You have probably guessed the outcome of this conversation.

So here’s the thing that popped in my mind as I very calmly slammed down the phone down – One Way SSL.

One-Way and Two-Way SSL

SSL can be configured one-way or two-way:

With one-way SSL, the server is required to present a certificate to the client but the client is not required to present a certificate to the server. To successfully negotiate an SSL connection, the client must authenticate the server but the server will accept any client into the connection. One-way SSL is common on the Internet where customers want to create secure connections before they share personal data. Often, clients will also use SSL to log on so that the server can authenticate them.

With two-way SSL (SSL with client authentication), the server presents a certificate to the client and the client presents a certificate to the server. WebLogic Server can be configured to require clients to submit valid and trusted certificates before completing the SSL connection.

So final thought; wouldn’t it be in the banks best interest to provide a two-way secure protocol in order to gain trust from potential and existing customers. By way of setting up a system whereby the banking telephone operator also has to answer a set of security questions relating to the customer, this would remedy the distrust and concern that is inherent in modern day telephone banking.

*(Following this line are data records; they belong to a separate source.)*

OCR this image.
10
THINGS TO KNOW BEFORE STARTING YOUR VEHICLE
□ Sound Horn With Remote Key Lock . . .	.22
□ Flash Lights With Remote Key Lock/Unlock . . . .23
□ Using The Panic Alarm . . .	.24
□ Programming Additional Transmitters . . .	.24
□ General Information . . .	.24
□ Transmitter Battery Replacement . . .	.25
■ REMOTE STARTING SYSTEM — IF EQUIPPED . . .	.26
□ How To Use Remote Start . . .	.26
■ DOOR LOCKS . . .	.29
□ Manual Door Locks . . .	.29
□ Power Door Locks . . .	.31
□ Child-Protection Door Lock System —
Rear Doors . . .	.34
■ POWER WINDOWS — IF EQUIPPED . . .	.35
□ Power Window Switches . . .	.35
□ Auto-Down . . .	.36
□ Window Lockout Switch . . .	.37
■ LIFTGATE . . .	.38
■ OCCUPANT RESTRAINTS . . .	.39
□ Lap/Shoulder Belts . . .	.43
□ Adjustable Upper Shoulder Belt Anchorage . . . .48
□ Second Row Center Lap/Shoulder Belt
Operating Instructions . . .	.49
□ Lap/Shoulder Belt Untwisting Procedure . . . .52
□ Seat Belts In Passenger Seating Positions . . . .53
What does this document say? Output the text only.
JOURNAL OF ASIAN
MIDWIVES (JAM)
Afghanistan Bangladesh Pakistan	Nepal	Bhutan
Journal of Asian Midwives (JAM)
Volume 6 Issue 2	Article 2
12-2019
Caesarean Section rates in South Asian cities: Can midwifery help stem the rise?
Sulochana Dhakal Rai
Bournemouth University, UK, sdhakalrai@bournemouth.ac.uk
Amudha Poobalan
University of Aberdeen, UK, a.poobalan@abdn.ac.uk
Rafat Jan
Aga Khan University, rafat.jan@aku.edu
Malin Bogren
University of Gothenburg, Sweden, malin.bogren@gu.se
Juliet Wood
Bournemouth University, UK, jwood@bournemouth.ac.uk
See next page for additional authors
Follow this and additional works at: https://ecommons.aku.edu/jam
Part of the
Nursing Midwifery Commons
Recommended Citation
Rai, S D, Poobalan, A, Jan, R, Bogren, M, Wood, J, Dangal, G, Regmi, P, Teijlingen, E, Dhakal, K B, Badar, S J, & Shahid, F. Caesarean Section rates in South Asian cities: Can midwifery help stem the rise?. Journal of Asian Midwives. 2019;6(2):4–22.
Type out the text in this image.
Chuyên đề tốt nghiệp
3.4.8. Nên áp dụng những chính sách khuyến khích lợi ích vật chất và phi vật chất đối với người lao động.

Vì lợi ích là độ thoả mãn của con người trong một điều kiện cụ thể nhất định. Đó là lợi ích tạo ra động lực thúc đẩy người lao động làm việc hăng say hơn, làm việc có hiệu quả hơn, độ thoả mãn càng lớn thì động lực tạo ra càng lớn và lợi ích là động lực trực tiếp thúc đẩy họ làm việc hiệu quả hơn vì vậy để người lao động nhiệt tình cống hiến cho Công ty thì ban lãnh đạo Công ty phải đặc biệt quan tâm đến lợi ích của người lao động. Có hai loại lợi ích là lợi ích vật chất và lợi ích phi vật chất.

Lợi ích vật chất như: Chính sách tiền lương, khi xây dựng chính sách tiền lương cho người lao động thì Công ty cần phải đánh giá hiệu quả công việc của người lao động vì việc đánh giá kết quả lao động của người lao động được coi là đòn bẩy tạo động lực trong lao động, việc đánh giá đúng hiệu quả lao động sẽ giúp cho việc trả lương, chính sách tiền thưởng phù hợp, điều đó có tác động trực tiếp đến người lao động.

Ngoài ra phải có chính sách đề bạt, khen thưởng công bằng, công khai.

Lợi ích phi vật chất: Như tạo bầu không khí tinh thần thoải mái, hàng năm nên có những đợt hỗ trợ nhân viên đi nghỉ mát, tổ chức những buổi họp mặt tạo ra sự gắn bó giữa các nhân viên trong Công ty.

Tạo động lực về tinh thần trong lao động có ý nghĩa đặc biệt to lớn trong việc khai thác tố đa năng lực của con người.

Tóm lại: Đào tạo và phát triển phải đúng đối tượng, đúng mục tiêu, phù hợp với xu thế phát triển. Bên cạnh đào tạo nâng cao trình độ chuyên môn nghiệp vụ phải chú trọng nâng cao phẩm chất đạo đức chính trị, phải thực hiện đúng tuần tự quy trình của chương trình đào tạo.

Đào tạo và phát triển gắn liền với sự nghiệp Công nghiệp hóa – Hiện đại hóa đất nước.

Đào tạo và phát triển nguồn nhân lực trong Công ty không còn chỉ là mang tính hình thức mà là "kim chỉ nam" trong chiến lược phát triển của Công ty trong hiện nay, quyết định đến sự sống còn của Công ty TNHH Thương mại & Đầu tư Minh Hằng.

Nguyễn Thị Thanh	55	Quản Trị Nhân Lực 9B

P.S. My card obviously wasn’t skimmed – How would my telephone number be known from skimming a card. There was however, a mass security breach within Barclays Bank and thousands of customer files were stolen. According to an anonymous whistle-blower that passed on information to The Mail on Sunday, customer’s files can be sold for up to £50 per file on the black market. Read more about it here

P.P.S. The other question this article raises is whether there was a security breach on the day I received the text message. It was very particular about the fact that I had to deposit a very specific amount of money by 2pm that day.